The natives could not be held as slaves unless they refused to obey the Prince or to accept Christianity Having been converted it was legal to require certain services from them, even greater than those required of Christians in Spain, but to a reasonable extent, so as to be able to cover the expenses of the trip and the colonization. (Cedulario puertorriqueno, Tomo I, vol. III, of the Historia documental de Puerto Rico, my Monseignuer Vicente Murga Sanz, UPR. Editions, Rio Piedras, 1961).

It could be justly said that these opinions reflect an attempt to rationalize the interests of the conquistadores, but it would be more apt to point out that the attempt, made during a very early epoch when nobody else even considered these questions, is a real monument to Spain.

Those who doubt it do not have to search much to prove it. In the doorway to the XX century, in our own grounds, the transfer of Puerto Rico from Spanish hands to the United States was justified by having to pay war expenses -- a war that had nothing to do with the Puerto Ricans.

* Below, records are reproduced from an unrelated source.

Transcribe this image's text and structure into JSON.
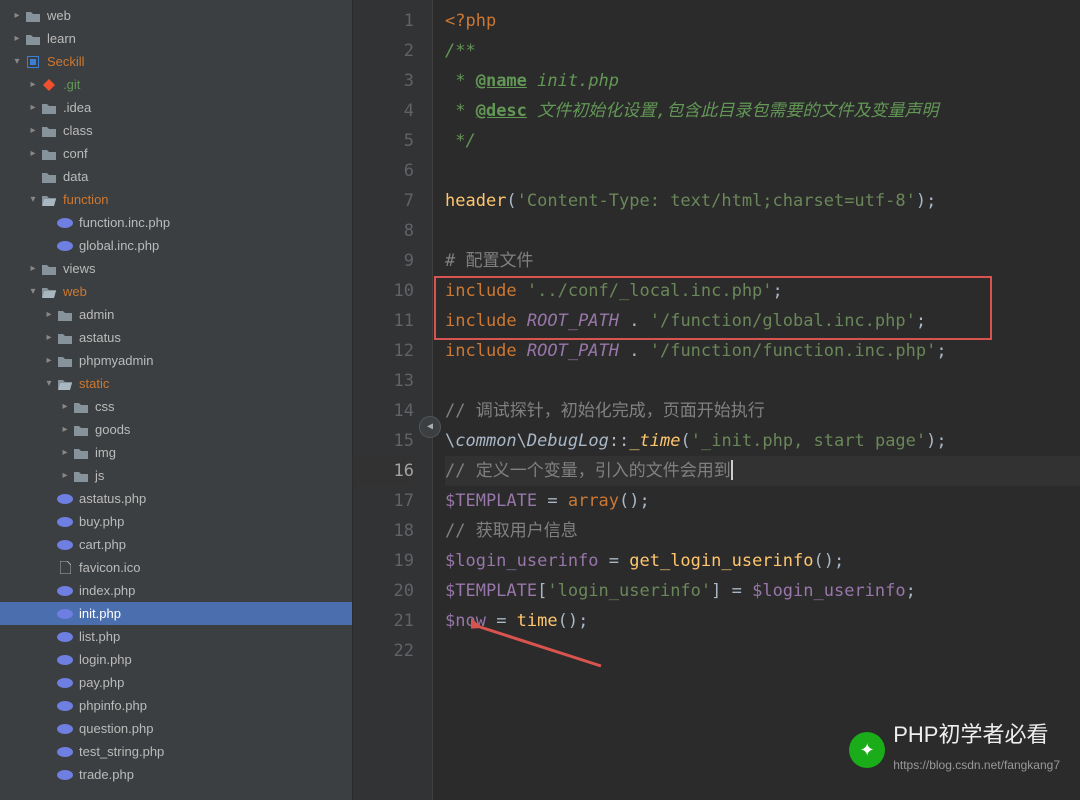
{
  "tree": [
    {
      "depth": 0,
      "chev": "closed",
      "icon": "folder",
      "label": "web"
    },
    {
      "depth": 0,
      "chev": "closed",
      "icon": "folder",
      "label": "learn"
    },
    {
      "depth": 0,
      "chev": "open",
      "icon": "module",
      "label": "Seckill",
      "color": "orange"
    },
    {
      "depth": 1,
      "chev": "closed",
      "icon": "git",
      "label": ".git",
      "color": "teal"
    },
    {
      "depth": 1,
      "chev": "closed",
      "icon": "folder",
      "label": ".idea"
    },
    {
      "depth": 1,
      "chev": "closed",
      "icon": "folder",
      "label": "class"
    },
    {
      "depth": 1,
      "chev": "closed",
      "icon": "folder",
      "label": "conf"
    },
    {
      "depth": 1,
      "chev": "none",
      "icon": "folder",
      "label": "data"
    },
    {
      "depth": 1,
      "chev": "open",
      "icon": "folder-open",
      "label": "function",
      "color": "orange"
    },
    {
      "depth": 2,
      "chev": "none",
      "icon": "php",
      "label": "function.inc.php"
    },
    {
      "depth": 2,
      "chev": "none",
      "icon": "php",
      "label": "global.inc.php"
    },
    {
      "depth": 1,
      "chev": "closed",
      "icon": "folder",
      "label": "views"
    },
    {
      "depth": 1,
      "chev": "open",
      "icon": "folder-open",
      "label": "web",
      "color": "orange"
    },
    {
      "depth": 2,
      "chev": "closed",
      "icon": "folder",
      "label": "admin"
    },
    {
      "depth": 2,
      "chev": "closed",
      "icon": "folder",
      "label": "astatus"
    },
    {
      "depth": 2,
      "chev": "closed",
      "icon": "folder",
      "label": "phpmyadmin"
    },
    {
      "depth": 2,
      "chev": "open",
      "icon": "folder-open",
      "label": "static",
      "color": "orange"
    },
    {
      "depth": 3,
      "chev": "closed",
      "icon": "folder",
      "label": "css"
    },
    {
      "depth": 3,
      "chev": "closed",
      "icon": "folder",
      "label": "goods"
    },
    {
      "depth": 3,
      "chev": "closed",
      "icon": "folder",
      "label": "img"
    },
    {
      "depth": 3,
      "chev": "closed",
      "icon": "folder",
      "label": "js"
    },
    {
      "depth": 2,
      "chev": "none",
      "icon": "php",
      "label": "astatus.php"
    },
    {
      "depth": 2,
      "chev": "none",
      "icon": "php",
      "label": "buy.php"
    },
    {
      "depth": 2,
      "chev": "none",
      "icon": "php",
      "label": "cart.php"
    },
    {
      "depth": 2,
      "chev": "none",
      "icon": "file",
      "label": "favicon.ico"
    },
    {
      "depth": 2,
      "chev": "none",
      "icon": "php",
      "label": "index.php"
    },
    {
      "depth": 2,
      "chev": "none",
      "icon": "php",
      "label": "init.php",
      "selected": true
    },
    {
      "depth": 2,
      "chev": "none",
      "icon": "php",
      "label": "list.php"
    },
    {
      "depth": 2,
      "chev": "none",
      "icon": "php",
      "label": "login.php"
    },
    {
      "depth": 2,
      "chev": "none",
      "icon": "php",
      "label": "pay.php"
    },
    {
      "depth": 2,
      "chev": "none",
      "icon": "php",
      "label": "phpinfo.php"
    },
    {
      "depth": 2,
      "chev": "none",
      "icon": "php",
      "label": "question.php"
    },
    {
      "depth": 2,
      "chev": "none",
      "icon": "php",
      "label": "test_string.php"
    },
    {
      "depth": 2,
      "chev": "none",
      "icon": "php",
      "label": "trade.php"
    }
  ],
  "line_count": 22,
  "highlight_line": 16,
  "code_lines": [
    [
      {
        "c": "kw",
        "t": "<?php"
      }
    ],
    [
      {
        "c": "doc",
        "t": "/**"
      }
    ],
    [
      {
        "c": "doc",
        "t": " * "
      },
      {
        "c": "doc-tag",
        "t": "@name"
      },
      {
        "c": "doc",
        "t": " init.php"
      }
    ],
    [
      {
        "c": "doc",
        "t": " * "
      },
      {
        "c": "doc-tag",
        "t": "@desc"
      },
      {
        "c": "doc",
        "t": " 文件初始化设置,包含此目录包需要的文件及变量声明"
      }
    ],
    [
      {
        "c": "doc",
        "t": " */"
      }
    ],
    [],
    [
      {
        "c": "fn",
        "t": "header"
      },
      {
        "c": "op",
        "t": "("
      },
      {
        "c": "str",
        "t": "'Content-Type: text/html;charset=utf-8'"
      },
      {
        "c": "op",
        "t": ");"
      }
    ],
    [],
    [
      {
        "c": "cmt",
        "t": "# 配置文件"
      }
    ],
    [
      {
        "c": "kw",
        "t": "include "
      },
      {
        "c": "str",
        "t": "'../conf/_local.inc.php'"
      },
      {
        "c": "op",
        "t": ";"
      }
    ],
    [
      {
        "c": "kw",
        "t": "include "
      },
      {
        "c": "const",
        "t": "ROOT_PATH"
      },
      {
        "c": "op",
        "t": " . "
      },
      {
        "c": "str",
        "t": "'/function/global.inc.php'"
      },
      {
        "c": "op",
        "t": ";"
      }
    ],
    [
      {
        "c": "kw",
        "t": "include "
      },
      {
        "c": "const",
        "t": "ROOT_PATH"
      },
      {
        "c": "op",
        "t": " . "
      },
      {
        "c": "str",
        "t": "'/function/function.inc.php'"
      },
      {
        "c": "op",
        "t": ";"
      }
    ],
    [],
    [
      {
        "c": "cmt",
        "t": "// 调试探针，初始化完成，页面开始执行"
      }
    ],
    [
      {
        "c": "op",
        "t": "\\"
      },
      {
        "c": "ns",
        "t": "common"
      },
      {
        "c": "op",
        "t": "\\"
      },
      {
        "c": "ns",
        "t": "DebugLog"
      },
      {
        "c": "op",
        "t": "::"
      },
      {
        "c": "static-fn",
        "t": "_time"
      },
      {
        "c": "op",
        "t": "("
      },
      {
        "c": "str",
        "t": "'_init.php, start page'"
      },
      {
        "c": "op",
        "t": ");"
      }
    ],
    [
      {
        "c": "cmt",
        "t": "// 定义一个变量，引入的文件会用到"
      },
      {
        "cursor": true
      }
    ],
    [
      {
        "c": "var",
        "t": "$TEMPLATE"
      },
      {
        "c": "op",
        "t": " = "
      },
      {
        "c": "kw",
        "t": "array"
      },
      {
        "c": "op",
        "t": "();"
      }
    ],
    [
      {
        "c": "cmt",
        "t": "// 获取用户信息"
      }
    ],
    [
      {
        "c": "var",
        "t": "$login_userinfo"
      },
      {
        "c": "op",
        "t": " = "
      },
      {
        "c": "fn",
        "t": "get_login_userinfo"
      },
      {
        "c": "op",
        "t": "();"
      }
    ],
    [
      {
        "c": "var",
        "t": "$TEMPLATE"
      },
      {
        "c": "op",
        "t": "["
      },
      {
        "c": "str",
        "t": "'login_userinfo'"
      },
      {
        "c": "op",
        "t": "] = "
      },
      {
        "c": "var",
        "t": "$login_userinfo"
      },
      {
        "c": "op",
        "t": ";"
      }
    ],
    [
      {
        "c": "var",
        "t": "$now"
      },
      {
        "c": "op",
        "t": " = "
      },
      {
        "c": "fn",
        "t": "time"
      },
      {
        "c": "op",
        "t": "();"
      }
    ],
    []
  ],
  "watermark": {
    "title": "PHP初学者必看",
    "url": "https://blog.csdn.net/fangkang7"
  }
}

The very honesty of some Spaniards contributed to the initiation of what is known as the black legend of Spain. All conquests are unjust and cruel, then, now and always; moreover the fact that Spain's rights to the conquest were questioned was used by her enemies to weave a legend making Spain appear as the only country to commit cruelties. The principal source used by the foreigners were the writings of Fray Bartolome' de las Casas. During the epoch that Montesinos was setting forth his claims.

Las Casas was living in Cuba as an "encomendero". Later he embraced the ecclesiastic career, and reached the conclusion, as time went by, that the "encomienda" was unjust. He based his arguments on a very advanced concept when he insistently pronounced that all people of the world were men. It is true that at the moment he was only thinking of the American natives, because they had been born in the invaded countries.

For this reason he suggested that in order to avoid the sinking of the colonial economy -- the argument given by the conquistadores -- negro slaves should be brought over, since these last did not fall under the same principle. Before dying Las Casas perfected his ideas to include all people as equal, and repented of having accepted Negro slavery as a good thing.